Most recommendations include:

* a short explanation of why it matters,
* action steps,
* and “recommended questions” or structured guidance.

For example, if Pages recommends “Add FAQ section,” you’ll often see:

* 5–10 suggested questions,
* guidance on where to place the FAQ,
* and implementation options (template output).

### Keep answers factual and specific

FAQs work best when they:

* use language customers actually ask,
* give direct answers,
* include concrete details (numbers, constraints, proof).

## Copy-ready drafts (Meridian generates the first version)

For many recommendations, Meridian doesn’t just tell you what to fix — it generates a first draft you can copy and implement.

This is especially useful for:

* FAQ sections (draft questions and starter answers)
* FAQ schema and other structured data (copyable JSON-LD)
* consistent templates across many pages

You’ll often see an **Implementation Template** section with:

* format options (HTML / Markdown)
* **Copy** and **Download** actions

<Note>
  Use drafts as a starting point. It’s still important that the visible content on the page matches the structured data you publish (especially for schema).
</Note>

## Measuring impact after fixing a page

After you implement changes and the next scan runs, you should typically see:

* fewer issues on that URL (and sometimes many URLs if it was a template fix),
* improved Technical/Content scores,
* and over time, better downstream outcomes:
  * more owned citations (Analytics → Citations),
  * better prominence on prompts tied to that page (Analytics → Prompts),
  * more stable performance week over week.

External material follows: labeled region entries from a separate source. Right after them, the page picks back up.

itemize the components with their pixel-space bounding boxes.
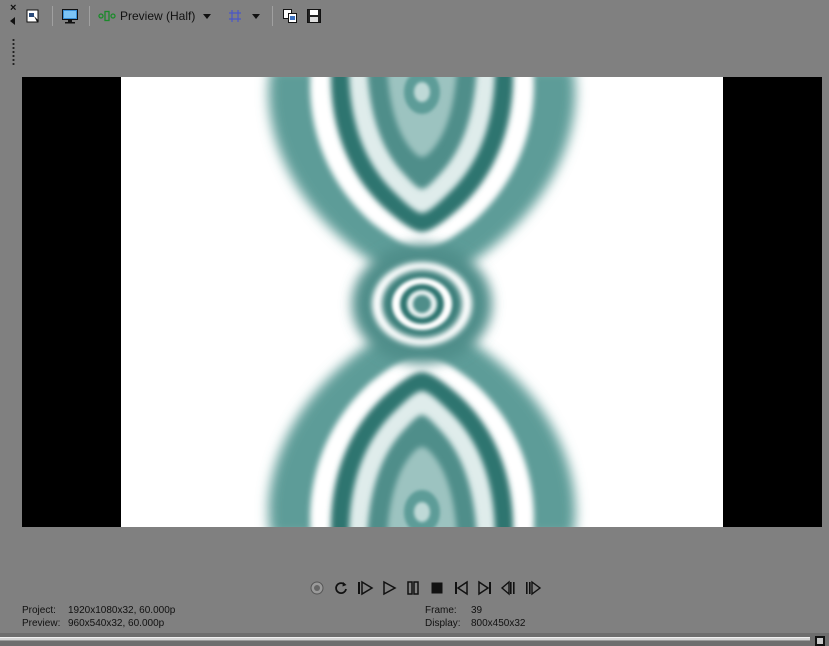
save-snapshot-button[interactable] [303, 5, 325, 27]
loop-playback-button[interactable] [330, 579, 352, 597]
next-frame-icon [478, 580, 491, 596]
frame-label: Frame: [425, 605, 457, 616]
previous-frame-button[interactable] [450, 579, 472, 597]
external-monitor-button[interactable] [59, 5, 81, 27]
save-snapshot-icon [307, 9, 322, 23]
stop-icon [431, 582, 443, 594]
preview-quality-label: Preview (Half) [120, 9, 196, 23]
display-value: 800x450x32 [471, 618, 526, 629]
next-frame-button[interactable] [474, 579, 496, 597]
transport-controls [306, 579, 546, 597]
display-label: Display: [425, 618, 461, 629]
preview-value: 960x540x32, 60.000p [68, 618, 165, 629]
frame-display-info: Frame: 39 Display: 800x450x32 [425, 604, 526, 630]
copy-snapshot-icon [283, 9, 298, 23]
frame-value: 39 [471, 605, 483, 616]
loop-icon [335, 582, 347, 594]
dock-handle[interactable]: × [0, 0, 22, 70]
previous-frame-icon [455, 580, 468, 596]
go-to-end-button[interactable] [522, 579, 544, 597]
project-value: 1920x1080x32, 60.000p [68, 605, 176, 616]
toolbar-separator [272, 6, 274, 26]
chevron-down-icon [203, 13, 212, 19]
maximize-icon[interactable] [815, 636, 825, 646]
external-monitor-icon [62, 9, 78, 24]
overlays-dropdown[interactable] [226, 5, 266, 27]
split-screen-icon [98, 10, 116, 22]
drag-grip-icon[interactable] [12, 38, 15, 66]
dock-arrow-icon[interactable] [10, 17, 15, 25]
chevron-down-icon [252, 13, 261, 19]
preview-toolbar: Preview (Half) [22, 4, 327, 28]
kaleidoscope-pattern [121, 77, 723, 527]
go-to-end-icon [526, 580, 542, 596]
video-preview-window: × Preview (Half) Project: 1920x1080x32, … [0, 0, 829, 646]
record-button[interactable] [306, 579, 328, 597]
play-button[interactable] [378, 579, 400, 597]
pause-icon [407, 581, 419, 595]
properties-icon [26, 9, 39, 23]
play-from-start-button[interactable] [354, 579, 376, 597]
video-frame-image [121, 77, 723, 527]
preview-label: Preview: [22, 618, 61, 629]
record-icon [310, 581, 324, 595]
display-row: Display: 800x450x32 [425, 617, 526, 630]
stop-button[interactable] [426, 579, 448, 597]
copy-snapshot-button[interactable] [279, 5, 301, 27]
frame-row: Frame: 39 [425, 604, 526, 617]
project-row: Project: 1920x1080x32, 60.000p [22, 604, 175, 617]
play-icon [383, 580, 397, 596]
video-preview-area[interactable] [22, 77, 822, 527]
pause-button[interactable] [402, 579, 424, 597]
go-to-start-icon [500, 580, 515, 596]
video-properties-button[interactable] [22, 5, 44, 27]
toolbar-separator [89, 6, 90, 26]
go-to-start-button[interactable] [498, 579, 520, 597]
splitter-bar[interactable] [0, 637, 810, 641]
project-preview-info: Project: 1920x1080x32, 60.000p Preview: 96… [22, 604, 175, 630]
play-from-start-icon [358, 580, 374, 596]
preview-row: Preview: 960x540x32, 60.000p [22, 617, 175, 630]
toolbar-separator [52, 6, 53, 26]
dock-close-icon[interactable]: × [10, 3, 16, 14]
panel-splitter[interactable] [0, 633, 829, 646]
project-label: Project: [22, 605, 56, 616]
preview-quality-dropdown[interactable]: Preview (Half) [96, 5, 217, 27]
overlay-grid-icon [229, 10, 242, 22]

## If Pages isn’t populating (your crawler is blocked)

If Pages is empty or not updating, our crawler is almost always being blocked by a security layer (commonly Cloudflare or Shopify bot protection). Meridian can’t analyze pages it can’t reach.

To fix this, allow-list **MeridianBot**.

### Crawler details (for allow-listing)

* **User-Agent:** `MeridianBot/1.0 (+https://docs.trymeridian.com/crawler; support@trymeridian.com)`
* **Custom header:** `X-Meridian-Crawler: website-analysis`
* **Purpose:** Website → Pages analysis (weekly crawl)

### Option 1 — Cloudflare WAF (most common)

If you use Cloudflare, create a custom rule that allows our crawler:

1. Log into Cloudflare and select your domain
2. Go to **Security → WAF → Custom Rules**
3. Click **Create rule**
4. Configure:
   * **Rule name:** Allow Meridian Crawler
   * **Expression:** `(http.user_agent contains "MeridianBot")`
   * \*\*Action:\*\* **Skip** → choose **All remaining custom rules**
5. Click **Deploy**

### Option 2 — Shopify Bot Protection (Shopify Plus)

If you’re on Shopify Plus with native bot protection:

1. Go to **Shopify Admin → Settings → Bot protection**
2. Contact Shopify Plus Support and request allow-listing for:
   * **User-Agent:** `MeridianBot`

<Note>
  After allow-listing, Pages should begin populating on the next scan cycle. If it’s still empty, contact support with your domain and the security provider you’re using.